A mix-up surrounding the city’s new free lunch program for middle school students was misinterpreted by districts around the city, resulting in some students being sent to school without a lunch.

And the school was not prepared to serve them one.

The new program included in the city’s budget for the 2014-15 fiscal year allocated $6.25 million for middle school students across the five boroughs to get free lunch from school, an initiative the city hopes to eventually expand to further grades.

But the program only has funding to provide meals for students in standalone middle schools rather than all seventh- and eighth-grade students in every school in New York City, such as K-8 or K-12 schools.

On the first day of school earlier this month, miscommunication between the city and its schools led parents to believe their middle school students in a K-12 school would be getting a meal at lunch time, and many students were sent to school without a lunch of their own.

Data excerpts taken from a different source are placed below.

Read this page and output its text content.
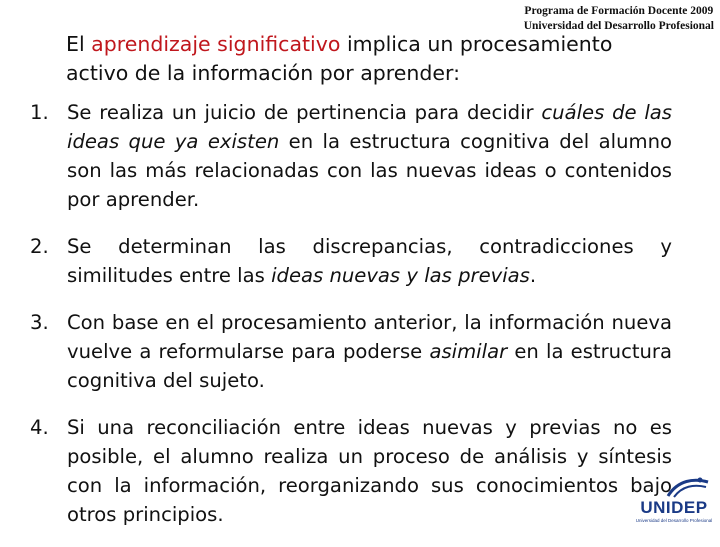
Programa de Formación Docente 2009
Universidad del Desarrollo Profesional

El aprendizaje significativo implica un procesamiento activo de la información por aprender:

1. Se realiza un juicio de pertinencia para decidir cuáles de las ideas que ya existen en la estructura cognitiva del alumno son las más relacionadas con las nuevas ideas o contenidos por aprender.
2. Se determinan las discrepancias, contradicciones y similitudes entre las ideas nuevas y las previas.
3. Con base en el procesamiento anterior, la información nueva vuelve a reformularse para poderse asimilar en la estructura cognitiva del sujeto.
4. Si una reconciliación entre ideas nuevas y previas no es posible, el alumno realiza un proceso de análisis y síntesis con la información, reorganizando sus conocimientos bajo otros principios.	UNIDEP
Universidad del Desarrollo Profesional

“Parents were of the understanding that all students would be getting a free lunch, so there was sort of an organized chaos in those first few days when the school had to scramble to figure out what to do for those kids who didn’t have a lunch,” said City Councilman Paul Vallone (D-Bayside). “I have three kids and I know my wife goes crazy trying to figure out the schedule for everything, so parents need to have the right information.”

Since that first day Sept. 4, Vallone said his office has received calls from parents confused about why their child was not part of the free lunch program. When the councilman started to do some research, he discovered that the funding the city’s administration asked for did not cover the schools inside a school, he said.

“These schools were left out of the funding and now we’re just trying to figure out why,” he said.

Vallone said he reached out to Council Speaker Melissa Mark-Viverito (D-Manhattan), whom he said shared his concern with students being left out of the free lunch program. He also brought the issue to Councilman Daniel Dromm (D-Jackson Heights), who serves as chairman of the Council’s Education Committee, and he said the administration is now looking at how the mix-up happened and how it can be prevented next year.

Vallone said since the budget is set in stone for the remainder of the fiscal year, there is no solution to include the rest of the middle school students in the free lunch program for this school year, but he said the Council is working to figure out how much more it would cost the city to make sure every seventh- and eighth-grade student gets a free meal next year.

“It certainly wasn’t intended to hurt kids,” he said. “It was just kind of an unfortunate oversight and now we have to fix it.”